LA Woman
The Doors
Los Angeles, CA
13 x 16 inches

L.A. Woman is the sixth studio album by the Doors, released in April 1971. It is the last to feature the group's lead singer, Jim Morrison, who died three months after the album's release. Critics have called L.A. Woman one of the Doors' best albums, citing the band's stripped-down return to their blues rock roots.


In November 1970, the Doors entered Sunset Sound Recorders in Los Angeles to record early versions of "L.A. Woman", "Riders on the Storm" and "Love Her Madly", three songs they had recently written. The new songs were a departure from the heavily orchestrated pieces on the earlier album The Soft Parade.

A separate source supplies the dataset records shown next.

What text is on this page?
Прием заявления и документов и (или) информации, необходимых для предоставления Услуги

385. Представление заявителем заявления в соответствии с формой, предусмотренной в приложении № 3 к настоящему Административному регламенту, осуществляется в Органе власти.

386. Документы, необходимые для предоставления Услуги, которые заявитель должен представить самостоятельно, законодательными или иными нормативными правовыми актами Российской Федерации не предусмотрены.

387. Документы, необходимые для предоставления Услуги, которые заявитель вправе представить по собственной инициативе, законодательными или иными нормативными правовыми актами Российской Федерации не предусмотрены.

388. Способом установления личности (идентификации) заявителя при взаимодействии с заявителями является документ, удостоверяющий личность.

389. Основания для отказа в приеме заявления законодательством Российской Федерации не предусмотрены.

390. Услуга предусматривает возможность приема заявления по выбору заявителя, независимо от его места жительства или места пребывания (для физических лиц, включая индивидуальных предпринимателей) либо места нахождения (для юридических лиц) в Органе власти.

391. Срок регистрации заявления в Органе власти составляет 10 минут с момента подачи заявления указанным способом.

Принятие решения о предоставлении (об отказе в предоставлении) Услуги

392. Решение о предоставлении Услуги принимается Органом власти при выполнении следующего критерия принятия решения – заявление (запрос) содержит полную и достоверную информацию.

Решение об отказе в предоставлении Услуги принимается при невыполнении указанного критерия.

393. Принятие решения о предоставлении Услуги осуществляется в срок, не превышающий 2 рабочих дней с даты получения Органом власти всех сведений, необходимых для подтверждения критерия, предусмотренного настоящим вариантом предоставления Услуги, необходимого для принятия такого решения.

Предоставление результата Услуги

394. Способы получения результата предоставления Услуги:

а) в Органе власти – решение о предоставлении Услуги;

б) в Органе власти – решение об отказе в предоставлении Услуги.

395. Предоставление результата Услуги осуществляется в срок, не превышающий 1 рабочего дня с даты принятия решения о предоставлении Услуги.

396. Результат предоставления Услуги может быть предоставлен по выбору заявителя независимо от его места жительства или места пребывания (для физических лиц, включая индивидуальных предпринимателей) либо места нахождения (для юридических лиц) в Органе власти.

Record producer Paul A. Rothchild, who worked with the band on their first five albums, attended the early sessions but quit following friction with the band. This included his dissatisfaction with the song "Love Her Madly," which "drove him out of the studio." He felt that recording the composition was a step backwards artistically, calling it "cocktail music." Rothchild has denied a popular rumor that he directed the remark toward "Riders On The Storm," explaining that he thought that song and "L.A. Woman" were "excellent in rehearsal". He maintains that his cocktail music comment was said to "make the group angry enough to do something good."


Rothchild left before any master takes were complete, recommending that the Doors co-produce L.A. Woman with Bruce Botnick, the sound engineer who had worked with Rothchild on the band's previous recordings. The group and Botnick organized a makeshift recording studio at their private rehearsal space in a two-story building at 8512 Santa Monica Boulevard.


To compensate for the lack of an isolated vocal booth, Morrison recorded in the bathroom doorway. For the recording, the Doors hired Elvis Presley's bassist, Jerry Scheff and rhythm guitarist Marc Benno to round out their sound. By all accounts, Morrison, a huge Presley fan, was excited by Scheff’s’ participation. In addition, Benno was asked to participate as a result of his recent notoriety from working with Leon Russell.


The songs were completed in a few takes and the album was finished in six days. The final track was "Riders on the Storm", a collective effort by the Doors. The song was based on the arrangement of "Ghost Riders in the Sky" and the line "delicate riders of the storm", taken from Hart Crane's poem "Praise for an Urn". The track melded Morrison's hitchhiker imagery from his own poetry projects.


The faint, ghostly backdrop heard throughout the song was the last recording of Morrison with the Doors. Morrison left on an extended trip to Paris as the final mixes were being prepared. He would never return: The singer died there in July 1971.